Willkommen im Team, Benjamin!

Interview mit PD Dr. Benjamin Gittel, der seit Oktober 2023 mit einer Heisenberg-Stelle Teil des TCDH-Teams ist.

08.04.2024 | Allgemein

Vor wenigen Monaten begrüßten wir PD Dr. Benjamin Gittel bei uns im Team. Er hat sich in Allgemeiner und Neuerer Deutscher Literaturwissenschaft an der Universität Göttingen habilitiert und war zuletzt wissenschaftlicher Mitarbeiter am Seminar für Deutsche Philologie der Universität Göttingen und Ko-Projektleiter zweier interdisziplinärer Forschungsprojekte unter dem Dach „MONA – Modes of Narration and Attribution“. Am TCDH leitet er das Projekt „Modernity as Loss?“. Wir freuen uns sehr über unser neues Teammitglied!
PD Dr. Benjamin Gittel

PD Dr. Benjamin Gittel

TCDH: Am Trier Center for Digital Humanities arbeiten Wissenschaftler:innen aus verschiedenen Bereichen zusammen: Kannst du uns mehr über deinen akademischen Hintergrund erzählen und warum du dich für die Digital Humanities und die Literaturwissenschaft interessierst?

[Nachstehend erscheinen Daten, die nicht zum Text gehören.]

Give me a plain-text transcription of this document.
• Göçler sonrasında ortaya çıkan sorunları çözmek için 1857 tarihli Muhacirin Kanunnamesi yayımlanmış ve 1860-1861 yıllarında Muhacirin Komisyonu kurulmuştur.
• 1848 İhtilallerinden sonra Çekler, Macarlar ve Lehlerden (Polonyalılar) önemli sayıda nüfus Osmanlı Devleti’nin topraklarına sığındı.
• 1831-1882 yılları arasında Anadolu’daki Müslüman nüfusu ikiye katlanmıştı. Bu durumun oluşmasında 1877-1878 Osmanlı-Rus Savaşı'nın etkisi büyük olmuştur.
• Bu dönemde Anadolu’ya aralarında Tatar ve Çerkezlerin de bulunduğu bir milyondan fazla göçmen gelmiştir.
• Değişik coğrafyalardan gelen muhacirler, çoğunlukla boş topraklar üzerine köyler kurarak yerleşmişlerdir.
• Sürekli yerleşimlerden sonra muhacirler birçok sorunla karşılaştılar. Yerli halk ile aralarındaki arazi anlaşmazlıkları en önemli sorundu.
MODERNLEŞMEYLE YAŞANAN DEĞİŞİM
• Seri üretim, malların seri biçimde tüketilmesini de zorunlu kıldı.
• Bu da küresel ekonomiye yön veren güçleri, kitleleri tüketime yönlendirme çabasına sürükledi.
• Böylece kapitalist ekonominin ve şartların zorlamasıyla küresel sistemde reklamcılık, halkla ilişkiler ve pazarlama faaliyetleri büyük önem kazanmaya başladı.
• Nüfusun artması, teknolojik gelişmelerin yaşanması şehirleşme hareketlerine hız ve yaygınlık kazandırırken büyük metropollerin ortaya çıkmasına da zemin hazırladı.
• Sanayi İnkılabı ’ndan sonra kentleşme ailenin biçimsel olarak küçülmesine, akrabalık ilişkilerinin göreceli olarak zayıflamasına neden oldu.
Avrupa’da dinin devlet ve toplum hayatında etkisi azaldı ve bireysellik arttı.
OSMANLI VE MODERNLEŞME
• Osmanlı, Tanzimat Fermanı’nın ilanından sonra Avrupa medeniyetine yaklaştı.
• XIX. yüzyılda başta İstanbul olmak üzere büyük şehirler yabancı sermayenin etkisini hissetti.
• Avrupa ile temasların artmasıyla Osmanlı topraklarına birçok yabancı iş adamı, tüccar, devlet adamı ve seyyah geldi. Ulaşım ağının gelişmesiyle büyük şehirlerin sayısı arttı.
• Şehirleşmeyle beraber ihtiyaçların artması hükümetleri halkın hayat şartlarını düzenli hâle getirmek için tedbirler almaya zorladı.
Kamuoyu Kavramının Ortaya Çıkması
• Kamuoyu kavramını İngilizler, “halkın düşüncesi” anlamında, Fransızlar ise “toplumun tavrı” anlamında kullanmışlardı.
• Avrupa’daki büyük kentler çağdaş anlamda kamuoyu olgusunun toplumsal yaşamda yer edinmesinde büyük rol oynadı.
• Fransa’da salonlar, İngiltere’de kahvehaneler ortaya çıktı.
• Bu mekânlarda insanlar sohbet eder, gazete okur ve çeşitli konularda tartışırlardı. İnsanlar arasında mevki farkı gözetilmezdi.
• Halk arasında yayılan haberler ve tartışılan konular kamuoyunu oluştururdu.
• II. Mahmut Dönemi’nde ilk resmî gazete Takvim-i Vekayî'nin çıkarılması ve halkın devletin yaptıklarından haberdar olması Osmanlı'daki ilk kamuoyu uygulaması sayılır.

Benjamin: Ich komme sehr kurz gesagt aus einer Tradition der Literaturwissenschaft, die bei aller Liebe zu den ästhetisch wertvollen Artefakten, mit denen wir täglich umgehen, den Anspruch der Wissenschaftlichkeit unterstreicht. Die ‚traditionelle Literaturwissenschaft‘ beansprucht, Begriffe und Kategorien zu entwickeln, mit denen sich grundsätzlich jeder literarische Text beschreiben lassen sollte, beschreibt jedoch aufgrund der großen Zahl existierender Texte de facto nur eine kleine Auswahl von ihnen. Mit den Digital Humanities, genauer mit den entstehenden Computational Literary Studies, verbinde ich die Aussicht, diese Einschränkung zumindest teilweise überwinden zu können. Dies birgt sowohl hinsichtlich der literaturwissenschaftlichen Begriffe als auch hinsichtlich unseres Wissens über die kulturelle Überlieferung ein großes Potenzial: Im Rahmen etwa einer digitalen Annotation, in der für jeden Einzelfall entschieden werden muss, ob ein bestimmtes Phänomen vorliegt, werden literaturwissenschaftliche Begriffe geschärft und die Entwicklung von Methoden zur automatischen Erkennung literarischer Phänomene wie Gattungen oder narratologischer Strukturen bietet die Möglichkeit, neue empirisch gesättigte Literaturgeschichten zu schreiben. Mit einem Satz eröffnen also die Digital Humanities der ‚traditionellen Literaturwissenschaft‘, die natürlich selbst eine ungemein vielfältige Denktradition darstellt, neue Möglichkeiten, die es besonders reizvoll machen, an der Schnittstelle beider Bereiche zu arbeiten.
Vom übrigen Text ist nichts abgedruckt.